Tests showed the shelf life of the tomatoes more than doubled from an average of 21 to 48 days after genetic modification, and they were less likely to go mouldy after harvest, The Telegraph says.
The strain has also been found in earlier studies to fight cancer in mice due to its high levels of antioxidants, and scientists say its qualities could be replicated in other soft fruits like strawberries and raspberries.
The tomatoes were modified by scientists at the John Innes Centre in Norfolk to contain two genes from the snapdragon which “switch on” a set of dormant genes in the tomato, causing them to produce more anthocyanin.
The pigment occurs naturally in various plants and flowers, and is responsible for many of the blues, reds and purples seen in nature, but also ramps up levels of antioxidants.
The goal of the project was to produce fruit with higher antioxidant levels which could benefit health.
Earlier studies had shown these fruit helped extend the lives of cancer-prone mice by 30 per cent.

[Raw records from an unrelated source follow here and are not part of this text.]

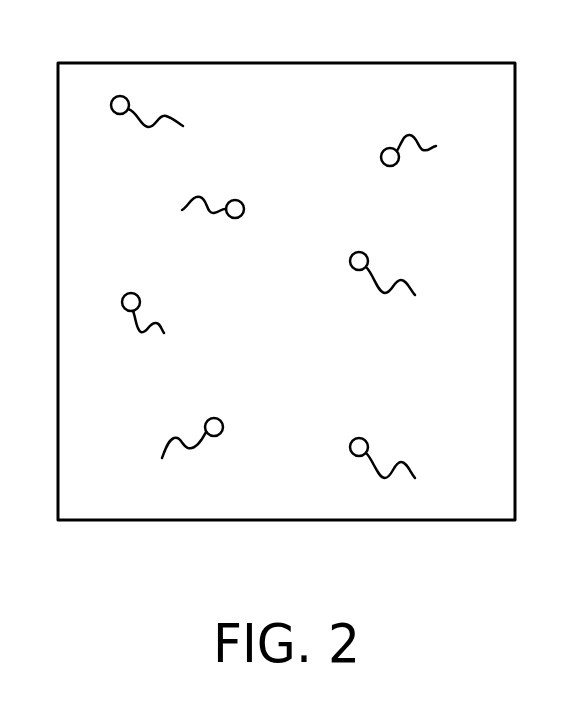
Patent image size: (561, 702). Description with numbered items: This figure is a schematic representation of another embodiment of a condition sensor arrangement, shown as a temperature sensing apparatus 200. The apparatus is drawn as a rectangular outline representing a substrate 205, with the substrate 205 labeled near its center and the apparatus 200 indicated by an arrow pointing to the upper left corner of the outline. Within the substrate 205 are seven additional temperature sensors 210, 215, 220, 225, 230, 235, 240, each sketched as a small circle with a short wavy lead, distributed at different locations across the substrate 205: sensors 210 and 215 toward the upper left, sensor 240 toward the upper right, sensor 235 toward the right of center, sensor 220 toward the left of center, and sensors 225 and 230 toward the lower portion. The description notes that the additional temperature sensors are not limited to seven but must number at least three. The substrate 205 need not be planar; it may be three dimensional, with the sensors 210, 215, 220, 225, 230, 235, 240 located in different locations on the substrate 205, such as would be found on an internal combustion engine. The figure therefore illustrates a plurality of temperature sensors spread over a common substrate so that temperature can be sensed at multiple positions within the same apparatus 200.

The temperature sensing apparatus 200 is at (52, 52).
The substrate 205 is at (310, 305).
The additional temperature sensor 210 is at (179, 122).
The additional temperature sensor 215 is at (192, 205).
The additional temperature sensor 220 is at (152, 331).
The additional temperature sensor 225 is at (166, 456).
The additional temperature sensor 230 is at (407, 466).
The additional temperature sensor 235 is at (407, 280).
The additional temperature sensor 240 is at (432, 148).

But researchers reported in a new paper in the Current Biology journal that the genetic modified fruit also took longer to go soft and was more resistant to Botrytis cinerea, a fungus which rots tomatoes in storage.
Professor Jonathan Jones, one of the researchers, explained:
“Tomatoes are often harvested green so that they are allowed to ripen closer to the consumer, and the cost of that is you have less time for aroma and flavour to develop.
“We might be able to harvest [the purple tomatoes] later so that the aroma and flavour can fully develop on the vine and they will still be hard enough to ship.”
The researchers have recruited a Canadian firm to produce a crop this summer and hope to test its health benefits in a clinical trial within 12 months.
Patients at Norfolk and Norwich University Hospital will be offered purple tomato juice to help doctors determine whether it can lower the risk of coronary heart disease.
Prof Cathie Martin of the John Innes Centre, who led the project, said: “We hope to be able to see whether intervention with the purple juice can have any impact as a complementary therapy.
“When people see the tomatoes they think they are really great … I think we have got something that could really benefit people.”
The team have formed a spin-out company.
They hope to make purple tomato juice commercially available in the US within three years, and in the UK at a later stage due to that country’s tougher regulatory process.